(Gatineau) BCE a exhorté jeudi le CRTC à rejeter la proposition de rachat de Shaw Communications par Rogers Communications pour 26 milliards, tandis que les opérateurs indépendants ont demandé plus de garanties au groupe de réglementation.

S’exprimant lors de l’avant-dernier jour des audiences à Gatineau, cette semaine, les représentants de BCE ont fait écho aux préoccupations soulevées par les radiodiffuseurs, les producteurs et les distributeurs au sujet de la domination du marché que Rogers obtiendrait si l’accord était approuvé.

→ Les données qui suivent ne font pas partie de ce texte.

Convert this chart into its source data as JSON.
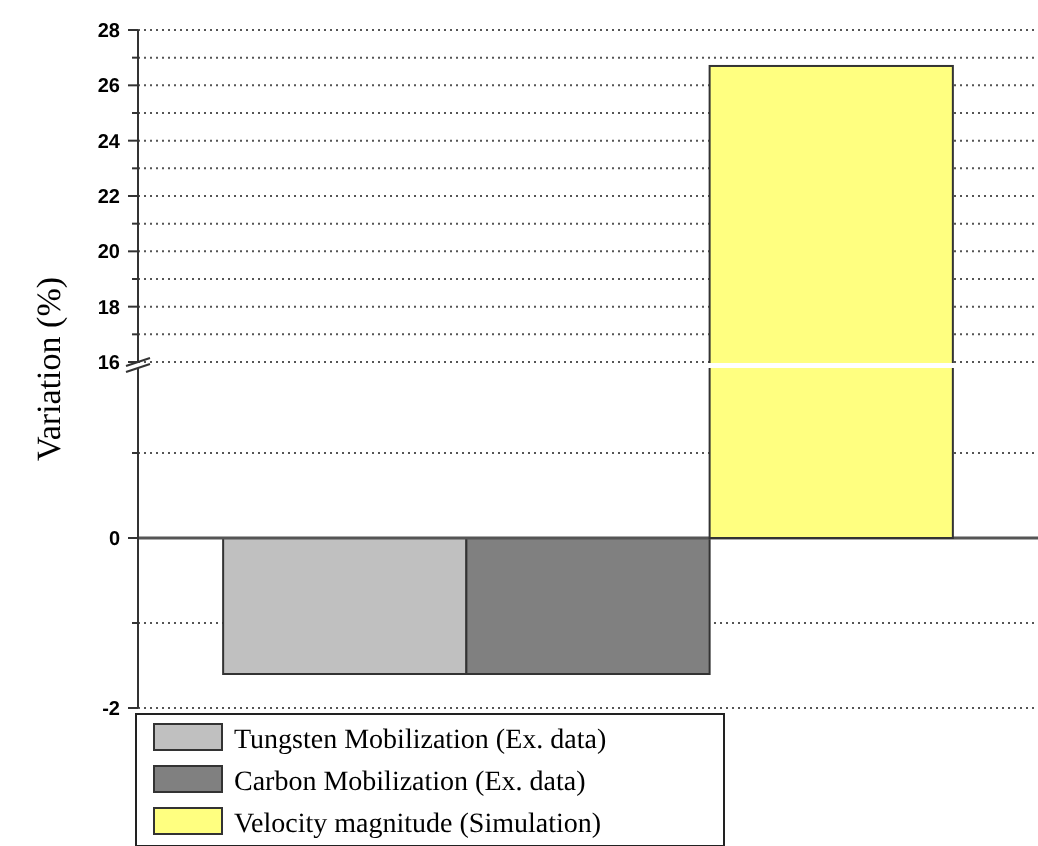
{
  "chart_data": [
    {
      "type": "bar",
      "ylabel": "Variation (%)",
      "categories": [
        null,
        null,
        null
      ],
      "series": [
        {
          "color": "#ffff80",
          "values": [
            null,
            null,
            26.7
          ]
        }
      ],
      "ylim": [
        16,
        28
      ],
      "yticks": [
        16,
        {
          "value": 17,
          "label": null
        },
        18,
        {
          "value": 19,
          "label": null
        },
        20,
        {
          "value": 21,
          "label": null
        },
        22,
        {
          "value": 23,
          "label": null
        },
        24,
        {
          "value": 25,
          "label": null
        },
        26,
        {
          "value": 27,
          "label": null
        },
        28
      ],
      "grid": true
    },
    {
      "type": "bar",
      "categories": [
        null,
        null,
        null
      ],
      "series": [
        {
          "name": "Tungsten Mobilization (Ex. data)",
          "color": "#c0c0c0",
          "values": [
            -1.6,
            null,
            null
          ]
        },
        {
          "name": "Carbon Mobilization (Ex. data)",
          "color": "#808080",
          "values": [
            null,
            -1.6,
            null
          ]
        },
        {
          "name": "Velocity magnitude (Simulation)",
          "color": "#ffff80",
          "values": [
            null,
            null,
            null
          ]
        }
      ],
      "ylim": [
        -2,
        2
      ],
      "yticks": [
        -2,
        {
          "value": -1,
          "label": null
        },
        0,
        {
          "value": 1,
          "label": null
        }
      ],
      "grid": true,
      "legend": "bottom"
    }
  ]
}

« Le pouvoir de marché que Rogers cherche à acquérir aura un impact négatif à long terme qui se répercutera dans tout cet écosystème interdépendant », a prévenu le directeur juridique et réglementaire de BCE, Robert Malcolmson.

« En cas de succès, Rogers atteindra un degré de contrôle sur le secteur de la radiodiffusion à des niveaux jamais envisagés auparavant, sans aucun avantage compensatoire clair pour le système de radiodiffusion canadien. »

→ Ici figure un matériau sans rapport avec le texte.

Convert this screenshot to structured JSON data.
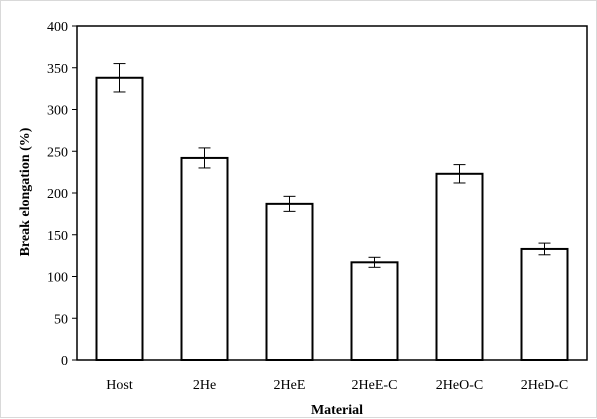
{
  "chart_data": {
    "type": "bar",
    "title": "",
    "xlabel": "Material",
    "ylabel": "Break elongation  (%)",
    "categories": [
      "Host",
      "2He",
      "2HeE",
      "2HeE-C",
      "2HeO-C",
      "2HeD-C"
    ],
    "values": [
      338,
      242,
      187,
      117,
      223,
      133
    ],
    "errors": [
      17,
      12,
      9,
      6,
      11,
      7
    ],
    "ylim": [
      0,
      400
    ],
    "yticks": [
      0,
      50,
      100,
      150,
      200,
      250,
      300,
      350,
      400
    ],
    "grid": false,
    "legend": "none",
    "colors": {
      "bar_fill": "#ffffff",
      "bar_stroke": "#000000",
      "axis": "#000000"
    }
  }
}
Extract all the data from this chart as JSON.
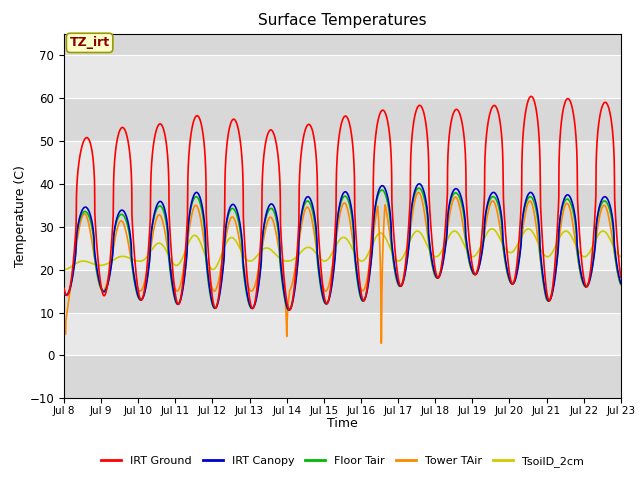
{
  "title": "Surface Temperatures",
  "xlabel": "Time",
  "ylabel": "Temperature (C)",
  "ylim": [
    -10,
    75
  ],
  "xlim": [
    0,
    15
  ],
  "annotation_text": "TZ_irt",
  "annotation_bg": "#ffffcc",
  "annotation_border": "#999900",
  "annotation_text_color": "#880000",
  "grid_color": "#dddddd",
  "bg_color": "#e8e8e8",
  "bg_band_color": "#d8d8d8",
  "xtick_labels": [
    "Jul 8",
    "Jul 9",
    "Jul 10",
    "Jul 11",
    "Jul 12",
    "Jul 13",
    "Jul 14",
    "Jul 15",
    "Jul 16",
    "Jul 17",
    "Jul 18",
    "Jul 19",
    "Jul 20",
    "Jul 21",
    "Jul 22",
    "Jul 23"
  ],
  "legend_entries": [
    "IRT Ground",
    "IRT Canopy",
    "Floor Tair",
    "Tower TAir",
    "TsoilD_2cm"
  ],
  "legend_colors": [
    "#ff0000",
    "#0000cc",
    "#00bb00",
    "#ff8800",
    "#cccc00"
  ],
  "irt_ground_color": "#ff0000",
  "irt_canopy_color": "#0000cc",
  "floor_tair_color": "#00bb00",
  "tower_tair_color": "#ff8800",
  "tsoil_2cm_color": "#cccc00",
  "linewidth": 1.2
}
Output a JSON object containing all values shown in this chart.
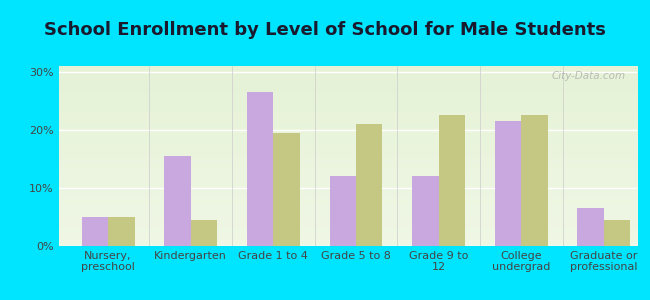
{
  "title": "School Enrollment by Level of School for Male Students",
  "categories": [
    "Nursery,\npreschool",
    "Kindergarten",
    "Grade 1 to 4",
    "Grade 5 to 8",
    "Grade 9 to\n12",
    "College\nundergrad",
    "Graduate or\nprofessional"
  ],
  "del_aire": [
    5.0,
    15.5,
    26.5,
    12.0,
    12.0,
    21.5,
    6.5
  ],
  "california": [
    5.0,
    4.5,
    19.5,
    21.0,
    22.5,
    22.5,
    4.5
  ],
  "del_aire_color": "#c9a8df",
  "california_color": "#c5c882",
  "background_outer": "#00e5ff",
  "background_inner_top": "#e8f0d8",
  "background_inner_bottom": "#f5faf0",
  "yticks": [
    0,
    10,
    20,
    30
  ],
  "ylim": [
    0,
    31
  ],
  "bar_width": 0.32,
  "title_fontsize": 13,
  "tick_fontsize": 8,
  "legend_fontsize": 9.5,
  "watermark": "City-Data.com"
}
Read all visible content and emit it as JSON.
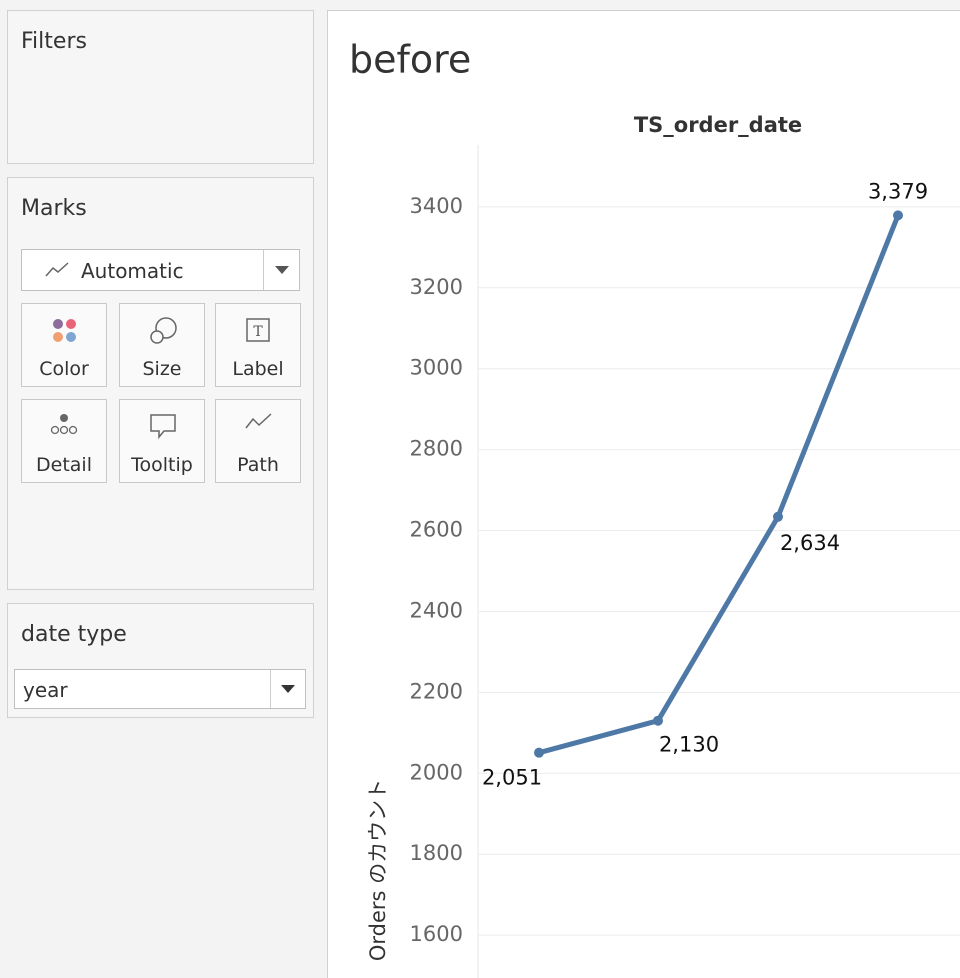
{
  "sidebar": {
    "filters": "Filters",
    "marks": "Marks",
    "mark_type": "Automatic",
    "cards": [
      "Color",
      "Size",
      "Label",
      "Detail",
      "Tooltip",
      "Path"
    ],
    "parameter_title": "date type",
    "parameter_value": "year"
  },
  "chart_data": {
    "type": "line",
    "title": "before",
    "x_label": "TS_order_date",
    "y_label": "Orders のカウント",
    "categories": [
      null,
      null,
      null,
      null
    ],
    "values": [
      2051,
      2130,
      2634,
      3379
    ],
    "value_labels": [
      "2,051",
      "2,130",
      "2,634",
      "3,379"
    ],
    "color": "#4e79a7",
    "ylim": [
      1494,
      3553
    ],
    "yticks": [
      1600,
      1800,
      2000,
      2200,
      2400,
      2600,
      2800,
      3000,
      3200,
      3400
    ],
    "grid": true
  }
}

M. Malcolmson a évoqué le rejet initial, par le CRTC, de l’acquisition d’Astral Media par BCE en 2012, en raison de la taille qu’elle aurait occupée sur le marché, comme un précédent clair pour rejeter, sinon au moins exiger des engagements de la part de Rogers pour se départir d’actifs afin de réduire sa future part de marché.

La vice-présidente du contenu et de l’intelligence d’affaires chez Bell, Sarah Farrugia, a fait valoir que si Rogers était autorisé à obtenir 47 % des abonnés à la radiodiffusion de langue anglaise, il serait en mesure d’obtenir les droits exclusifs des programmes internationaux, qu’il pourrait utiliser pour diriger ses abonnés vers ses services de diffusion en continu en ligne, au détriment du système de diffusion.

« Il est très clair que la transaction permettrait à Rogers de bénéficier d’une position dominante dans les négociations pour la distribution, ce qui, à son tour, entraînerait une réduction des revenus pour les chaînes canadiennes. »

Rogers a fait valoir qu’il a besoin d’une envergure accrue pour rivaliser avec la concurrence croissante d’entreprises comme Netflix et Amazon, tout en maintenant les abonnés au sein du système de radiodiffusion réglementé.

Des acteurs indépendants veulent des garanties

Alors que les concurrents directs de Rogers tels que Telus et BCE se sont catégoriquement opposés à l’accord lors des audiences, les entreprises qui dépendent de Rogers et de Shaw pour héberger leur programmation ont exprimé des commentaires plus précis, avec de nombreuses demandes axées sur le maintien du statu quo pendant une certaine période.

L’Independent Broadcast Group a demandé à Rogers de s’engager à maintenir 50 chaînes indépendantes, comparativement aux 40 que l’entreprise a dit qu’elle maintiendrait pendant trois ans.

Ethnic Channels Group a demandé que le CRTC exige que les revenus d’abonnement des producteurs ethniques indépendants ne diminuent pas avant cinq ans, et le producteur de contenu de télévision pour enfants WildBrain a demandé que l’organisme de réglementation oblige Rogers à continuer de diffuser les émissions indépendantes actuellement hébergées par Rogers ou Shaw pendant cinq ans. D’autres ont demandé que Rogers soit obligée de maintenir les services de diffusion par satellite que Shaw fournit actuellement.

Plus tôt jeudi, le directeur général de la Canadian Media Producers Association, Reynolds Mastin, a appelé à des avantages plus tangibles liés à l’accord, affirmant que les 5,7 millions d’avantages totaux proposés n’étaient pas proportionnels à la taille de l’accord.

« Le CRTC devrait s’assurer que le demandeur s’engage à offrir un ensemble d’avantages tangibles proportionné à la taille et à la nature de la transaction, et qui profite clairement et sans équivoque aux Canadiens et à leur système de radiodiffusion. »

Le syndicat Unifor a fait part de ses inquiétudes concernant les plans de Rogers visant à reprendre les 13 millions par an que Shaw donne à Global News pour réaliser une expansion de son propre réseau CityNews, affirmant que ce plan risquait de réduire la diversité des voix dans les petits marchés.

Les audiences du Conseil de la radiodiffusion et des télécommunications canadiennes (CRTC) se concentrent sur les implications de l’accord pour le secteur de la radiodiffusion. Les autres questions soulevées par la transaction, comme celles qui ont trait aux services de communications sans fil, seront examinées par le Bureau de la concurrence et par Innovation, Sciences et Développement économique Canada.

Rogers doit répondre vendredi aux questions soulevées lors des audiences du CRTC depuis le début de la semaine.